Le projet d’arrêté pour l’utilisation dérogatoire de semences de betteraves traitées aux néonicotinoïdes définit des rotations très contraignantes pour les agriculteurs. Le colza ne pourrait être semé qu’à partir de l’année N+3 suivant une culture de betteraves sucrières. Alors que l’arrêté pourrait être signé dans les jours qui viennent, le président de Terres Inovia, Gilles Robillard, demande que le colza puisse être cultivé deux ans après une betterave. « Le fait de ne pouvoir cultiver du colza qu’en N+3 après une betterave pose un vrai problème pour les producteurs. C’est pourquoi la filière oléagineuse demande que le colza puisse être cultivé en N+2. Environ un quart de la sole de colza est situé en zone betteravière. Nous pourrions perdre entre 70 000 et 80 000 hectares de colza sur cette zone. C’est énorme, comparé aux 900 000 hectares cultivés en France, d’autant plus qu’il s’agit des terres aux meilleurs potentiels », alerte-t-il. Cette perte pourrait représenter environ 250 000 à 280 000 tonnes de graines en moins, soit 50 000 tonnes de protéines. « Or, le colza est la première source de protéines pour la nutrition animale en France. Il va falloir en importer davantage. Les conséquences seront énormes pour les agriculteurs concernés qui devront modifier leur rotation », prévient Gilles Robillard, qui estime que « cette décision aussi aura un impact sur les pollinisateurs : ces hectares de colza en moins signifient la disparition de ressources alimentaires pour les abeilles ».

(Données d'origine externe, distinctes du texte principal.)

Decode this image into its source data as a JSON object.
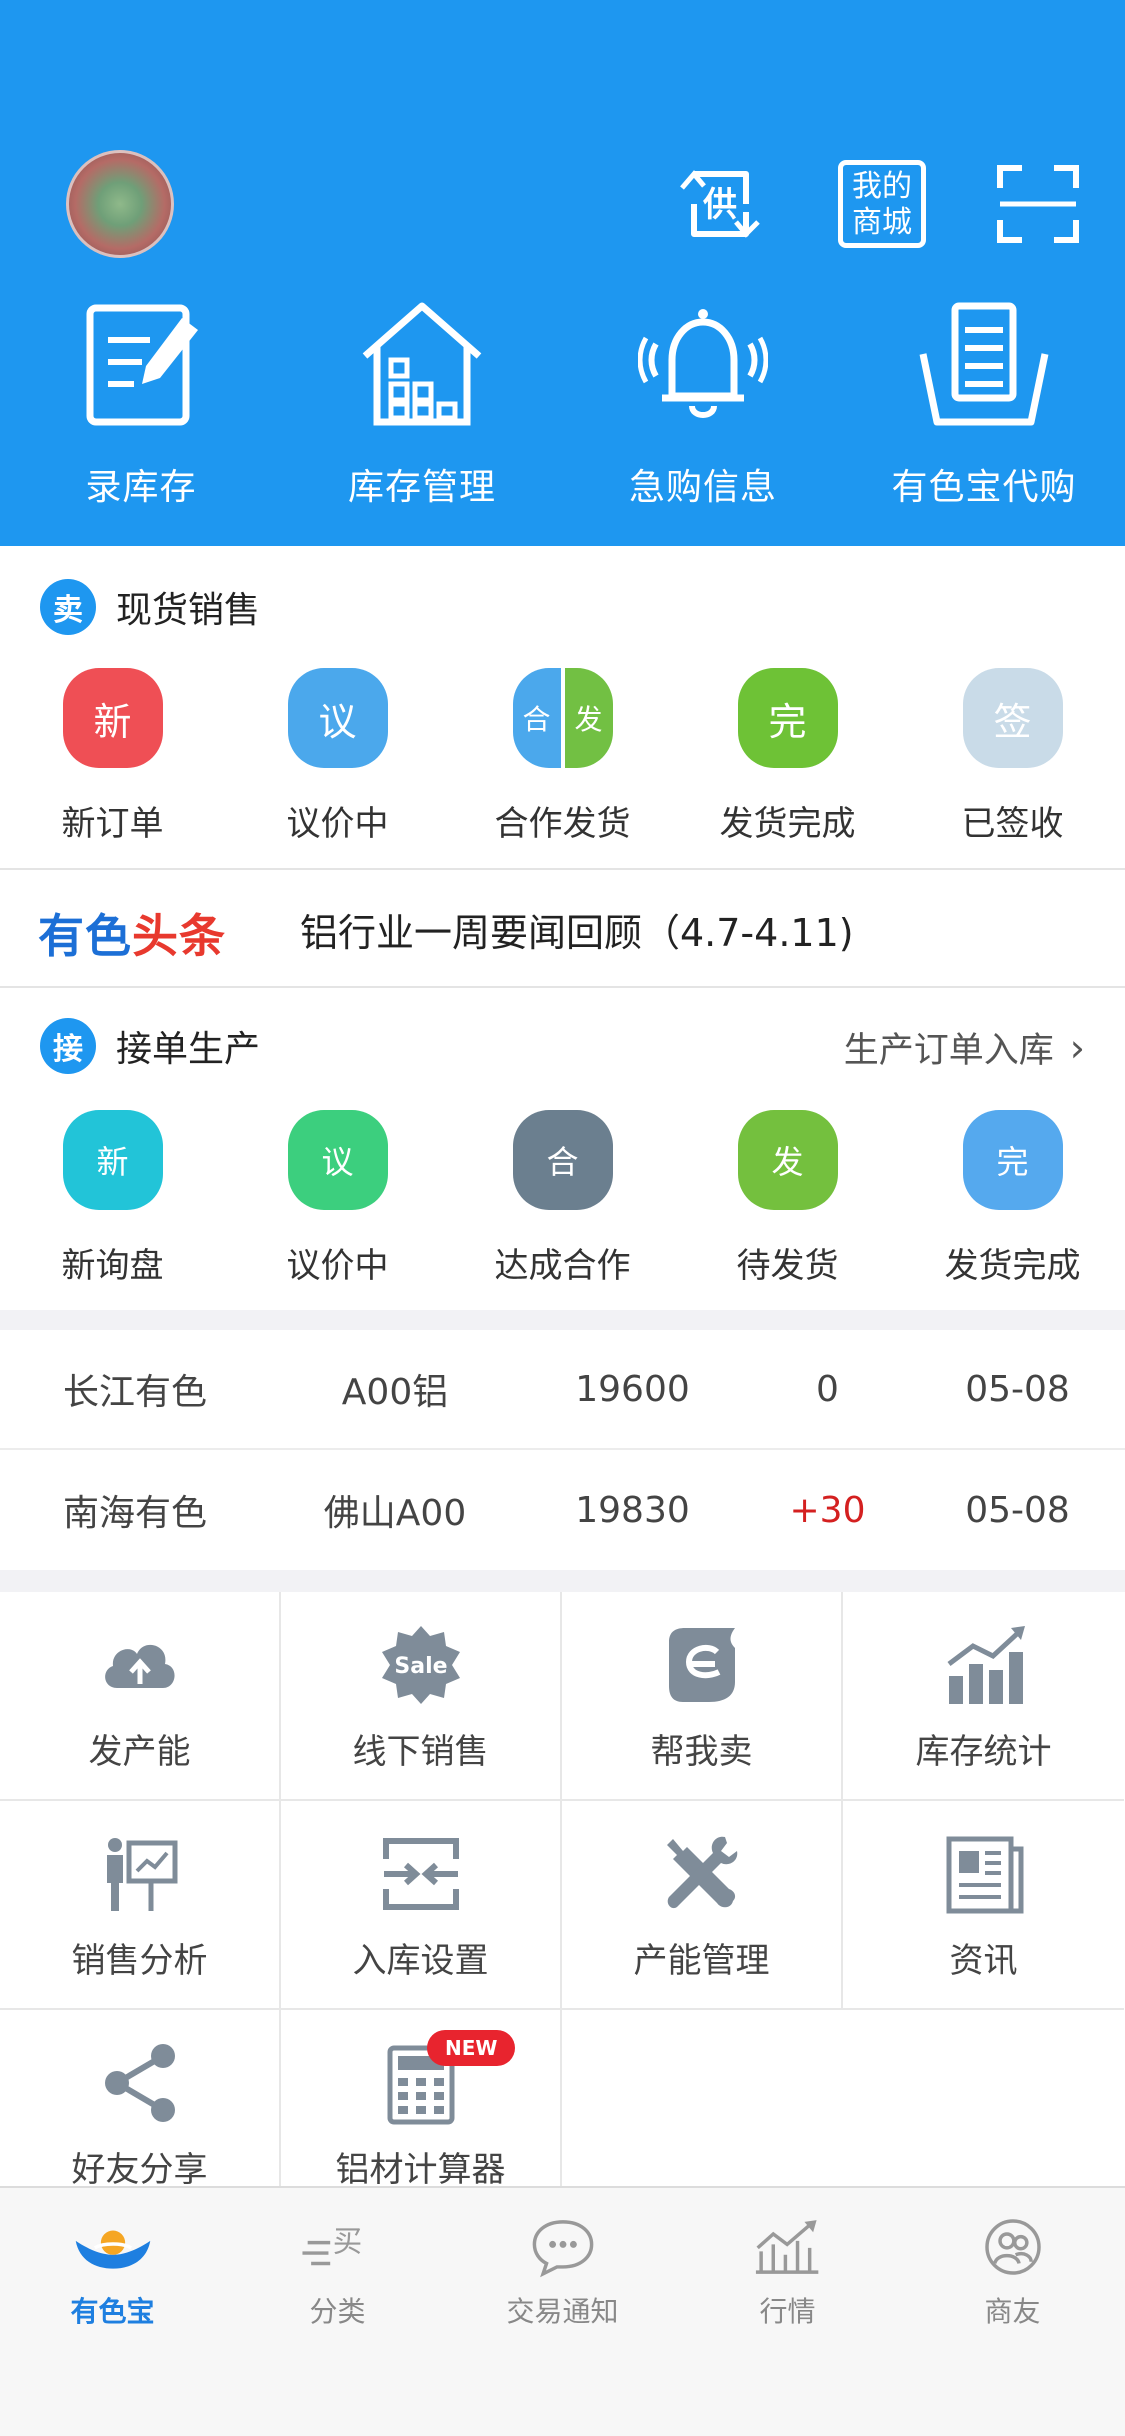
{
  "header": {
    "avatar_label": "",
    "icons": [
      "supply-icon",
      "my-mall-icon",
      "scan-icon"
    ],
    "supply_char": "供",
    "my_mall_line1": "我的",
    "my_mall_line2": "商城",
    "quick_actions": [
      {
        "label": "录库存",
        "icon": "edit-document-icon"
      },
      {
        "label": "库存管理",
        "icon": "warehouse-icon"
      },
      {
        "label": "急购信息",
        "icon": "bell-icon"
      },
      {
        "label": "有色宝代购",
        "icon": "basket-icon"
      }
    ]
  },
  "spot_sales": {
    "badge": "卖",
    "title": "现货销售",
    "items": [
      {
        "bubble": "新",
        "label": "新订单",
        "color": "#ef4f55"
      },
      {
        "bubble": "议",
        "label": "议价中",
        "color": "#4ba8ec"
      },
      {
        "bubble_left": "合",
        "bubble_right": "发",
        "label": "合作发货",
        "color_left": "#4ba8ec",
        "color_right": "#72c043"
      },
      {
        "bubble": "完",
        "label": "发货完成",
        "color": "#6ec236"
      },
      {
        "bubble": "签",
        "label": "已签收",
        "color": "#c9dbe8"
      }
    ]
  },
  "news": {
    "brand_blue": "有色",
    "brand_red": "头条",
    "headline": "铝行业一周要闻回顾（4.7-4.11)"
  },
  "production": {
    "badge": "接",
    "title": "接单生产",
    "link": "生产订单入库",
    "items": [
      {
        "bubble": "新",
        "label": "新询盘",
        "color": "#22c4d8"
      },
      {
        "bubble": "议",
        "label": "议价中",
        "color": "#3ccf7e"
      },
      {
        "bubble": "合",
        "label": "达成合作",
        "color": "#6b7f8f"
      },
      {
        "bubble": "发",
        "label": "待发货",
        "color": "#74c03e"
      },
      {
        "bubble": "完",
        "label": "发货完成",
        "color": "#55a9ee"
      }
    ]
  },
  "prices": [
    {
      "market": "长江有色",
      "product": "A00铝",
      "price": "19600",
      "change": "0",
      "date": "05-08",
      "change_color": "#444444"
    },
    {
      "market": "南海有色",
      "product": "佛山A00",
      "price": "19830",
      "change": "+30",
      "date": "05-08",
      "change_color": "#d42020"
    }
  ],
  "tools": [
    {
      "label": "发产能",
      "icon": "cloud-upload-icon"
    },
    {
      "label": "线下销售",
      "icon": "sale-badge-icon",
      "icon_text": "Sale"
    },
    {
      "label": "帮我卖",
      "icon": "help-sell-icon"
    },
    {
      "label": "库存统计",
      "icon": "bar-chart-icon"
    },
    {
      "label": "销售分析",
      "icon": "presentation-icon"
    },
    {
      "label": "入库设置",
      "icon": "inbound-icon"
    },
    {
      "label": "产能管理",
      "icon": "tools-icon"
    },
    {
      "label": "资讯",
      "icon": "newspaper-icon"
    },
    {
      "label": "好友分享",
      "icon": "share-icon"
    },
    {
      "label": "铝材计算器",
      "icon": "calculator-icon",
      "badge": "NEW"
    }
  ],
  "tabbar": [
    {
      "label": "有色宝",
      "icon": "handshake-icon",
      "active": true
    },
    {
      "label": "分类",
      "icon": "category-icon",
      "icon_text": "买",
      "active": false
    },
    {
      "label": "交易通知",
      "icon": "chat-icon",
      "active": false
    },
    {
      "label": "行情",
      "icon": "trend-icon",
      "active": false
    },
    {
      "label": "商友",
      "icon": "friends-icon",
      "active": false
    }
  ],
  "colors": {
    "primary": "#1e97f0",
    "accent_red": "#d42020",
    "icon_gray": "#7f8c99"
  }
}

Craintes en pommes de terre et sur le maïs en Alsace
Mêmes inquiétudes du côté de la filière pommes de terre. Ces dernières ne pourraient être plantées que deux ans après la betterave. « Autoriser le réemploi de néonicotinoïdes en semences de betteraves est une excellente chose, mais empêcher de mettre des pommes de terre en N+1 est une aberration. Il n’y a jamais eu de miel de pommes de terre. Ce n’est pas du tout une plante mellifère », insiste Geoffroy D’Evry, le président de l’Union nationale des producteurs de pommes de terre (UNPT). Pour lui, cela aura de lourdes répercutions. 10 % des surfaces seraient concernées dans la région Grand Est, en particulier la Marne, par cette restriction sur les pommes de terre après betteraves en N+1. « Il y aura un arbitrage des agriculteurs entre des semences de betteraves NNi et des semences de betteraves non NNI pour permettre les rotations », craint-il, en espérant que le texte puisse être revu.
Dans la filière maïs, c’est en Alsace que les inquiétudes sont les plus fortes, car la part du maïs est très importante. « 69 % de la SAU est occupée par du maïs dans le Haut-Rhin. Les betteraves sont systématiquement suivies par du maïs. Cela permet de faire une rotation dans des terres superficielles où les céréales ne sont pas rentables », rappelle Jean-Marc Schwartz, secrétaire général adjoint de l’Association générale des producteurs de maïs (AGPM). Pour lui, pour 2021, les assolements sont déjà faits et ils ne pourront être modifiés à la marge. « Cela impliquerait une absence de maïs l’an prochain après betteraves. Or le maïs est la culture la plus rentable pour nous », explique-t-il. Mais à terme, si le texte est maintenu en l’état, la surface betteravière pourrait fortement baisser en Alsace, ce qui pourrait mettre à mal à la sucrerie d’Erstein.